FAITS INTÉRESSANTS :

  • La question du financement des activités liées aux médias sociaux et aux TIC est toujours une considération importante; Health GAP a constaté que l’Open Society Foundation était particulièrement encline à soutenir ce genre de travail.
  • Health GAP abrite la Student Global AIDS Campaign, un réseau national d’étudiants et de jeunes militants qui luttent pour mettre fin au VIH/sida; cette campagne responsabilise les gouvernements, les corporations et la société civile par un plaidoyer politique éclairé et un militantisme basé sur l’action directe.

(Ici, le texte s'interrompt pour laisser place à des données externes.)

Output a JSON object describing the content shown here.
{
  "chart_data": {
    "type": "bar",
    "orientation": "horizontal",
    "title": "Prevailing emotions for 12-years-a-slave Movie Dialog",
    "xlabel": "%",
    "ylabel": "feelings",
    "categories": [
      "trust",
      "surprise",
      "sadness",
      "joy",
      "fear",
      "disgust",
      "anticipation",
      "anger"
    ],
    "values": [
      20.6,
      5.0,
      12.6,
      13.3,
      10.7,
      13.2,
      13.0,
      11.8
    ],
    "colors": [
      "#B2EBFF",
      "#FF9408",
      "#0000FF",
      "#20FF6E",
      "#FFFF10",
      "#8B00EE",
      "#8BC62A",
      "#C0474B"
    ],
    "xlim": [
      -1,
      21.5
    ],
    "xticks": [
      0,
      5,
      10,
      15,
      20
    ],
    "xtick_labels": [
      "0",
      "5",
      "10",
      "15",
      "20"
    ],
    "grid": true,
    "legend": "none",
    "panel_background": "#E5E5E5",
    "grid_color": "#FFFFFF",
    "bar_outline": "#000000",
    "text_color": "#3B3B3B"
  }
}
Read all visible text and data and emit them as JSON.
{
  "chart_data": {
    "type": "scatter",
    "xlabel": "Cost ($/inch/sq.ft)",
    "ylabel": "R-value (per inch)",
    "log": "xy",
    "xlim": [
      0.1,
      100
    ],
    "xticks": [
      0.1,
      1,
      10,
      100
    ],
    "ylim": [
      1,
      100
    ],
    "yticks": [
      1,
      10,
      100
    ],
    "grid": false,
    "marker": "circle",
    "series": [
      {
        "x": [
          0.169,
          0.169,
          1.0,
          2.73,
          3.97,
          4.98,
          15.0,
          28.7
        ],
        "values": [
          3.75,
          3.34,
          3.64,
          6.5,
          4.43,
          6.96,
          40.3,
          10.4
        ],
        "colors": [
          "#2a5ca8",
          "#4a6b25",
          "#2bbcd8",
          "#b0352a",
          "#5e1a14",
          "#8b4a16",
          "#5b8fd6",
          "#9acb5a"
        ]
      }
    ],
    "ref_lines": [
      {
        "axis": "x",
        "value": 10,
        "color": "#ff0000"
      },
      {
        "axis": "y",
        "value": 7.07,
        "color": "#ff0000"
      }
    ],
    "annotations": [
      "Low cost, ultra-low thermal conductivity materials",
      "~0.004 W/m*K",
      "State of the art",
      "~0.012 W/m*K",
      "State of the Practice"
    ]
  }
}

  • Lors de la Journée mondiale du sida de 2016, Health GAP a organisé une manifestation et une action de désobéissance civile pour dénoncer les propositions mortelles de Paul Ryan, président de la Chambre des représentants aux États-Unis. Dix militants ont été arrêtés à l’extérieur du bureau de Ryan, alors qu’ils lui demandaient de retirer ses propositions qui consistaient à abroger l’Affordable Care Act, à privatiser le régime Medicare, à compresser radicalement le régime Medicaid et à couper des milliards de dollars en fonds « discrétionnaires », y compris du budget de programmes mondiaux en matière de VIH/sida. La manifestation a été annoncée publiquement et publicisée dans les médias sociaux, mais Health GAP a pris garde de ne pas dévoiler d’information concernant l’action de désobéissance civile prévue, afin de ne pas nuire aux personnes arrêtées et aux plans d’action dans l’édifice du Congrès.